The company told CBD-Intel that the “ground hemp plant tops” in the capsules containing “5 mg of CBD each, along with 250 mg of Cannabis sativa L.” matched the profile of hemp that could be legally grown in the EU. In other words, the Cannabis sativa L. used was of a variety registered in the EU’s Common catalogue of varieties of agricultural plant species and did not have a THC content exceeding 0.2%.
But what exactly are “ground hemp plant tops”? In many cases the leaves and pre-bud areas are permitted to be used under various regulations; for example, see the addition of leaves to the European Commission database for information on cosmetic substances and ingredients (CosIng).
The 250 mg of material contained 5 mg of CBD. Presumably the 5 mg of CBD that Kombinat Konopny said was present was naturally occurring or else it would have fallen foul of cannabinoid extractions still being considered novel.

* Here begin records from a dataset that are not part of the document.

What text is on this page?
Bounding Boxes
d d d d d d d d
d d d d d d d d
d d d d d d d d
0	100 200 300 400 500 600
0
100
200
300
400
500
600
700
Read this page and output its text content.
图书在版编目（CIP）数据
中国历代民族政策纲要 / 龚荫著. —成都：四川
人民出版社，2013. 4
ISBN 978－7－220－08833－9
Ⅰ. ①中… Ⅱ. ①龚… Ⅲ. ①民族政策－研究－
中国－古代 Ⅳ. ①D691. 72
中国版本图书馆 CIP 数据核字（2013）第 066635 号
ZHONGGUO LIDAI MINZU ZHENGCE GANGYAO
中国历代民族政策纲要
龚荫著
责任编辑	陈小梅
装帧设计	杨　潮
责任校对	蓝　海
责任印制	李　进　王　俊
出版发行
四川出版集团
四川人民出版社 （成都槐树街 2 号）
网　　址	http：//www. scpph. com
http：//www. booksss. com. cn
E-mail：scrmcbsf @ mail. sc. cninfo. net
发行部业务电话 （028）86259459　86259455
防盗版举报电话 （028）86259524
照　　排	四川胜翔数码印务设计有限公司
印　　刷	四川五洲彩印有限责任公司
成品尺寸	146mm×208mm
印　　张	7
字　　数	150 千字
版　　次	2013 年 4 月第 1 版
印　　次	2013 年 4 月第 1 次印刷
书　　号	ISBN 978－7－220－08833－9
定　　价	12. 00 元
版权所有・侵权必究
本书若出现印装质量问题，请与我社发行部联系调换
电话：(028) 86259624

This could perhaps indicate the material was hemp flower, as that tends to be the part of the plant with the highest cannabinoid content.
As for the remaining parts, the EU novel food catalogue unhelpfully states only that “some products derived from the Cannabis sativa plant or plant parts such as seeds, seed oil, hemp seed flour, [and] defatted hemp seed have a history of consumption in the EU and therefore are not novel” without clearly defining what those parts are beyond the examples given.
So, it could be understood that only the parts listed in the entry are considered not novel. However, the Polish court saw things differently.
Outside of that confusion, many of the various decisions taken by regulators on the use of flowers have been for reasons other than whether an ingestible product made from non-seed hemp parts should be considered a novel food. For example, court decisions on the legality of hemp flowers as an ingestible product in Germany have revolved around the flowers’ potential intoxicating characteristics and whether that meant the product might be abused.
Meanwhile, the recently overturned ban in France on the sale of flowers to consumers and their consumption was based on grounds of public health and public order concerns. This was due to the health impact of the flowers being smoked as well as the difficulties police forces would have in separating legal hemp flower products from illegal cannabis flower products.
Generally speaking, regulators have taken a dim view on the sale of products made from hemp flowers. This is seemingly one of the first times the question of ingestion being deemed novel has been considered. What impact it will have—particularly given that the case must go back to the lower court for reassessment—remains to be seen.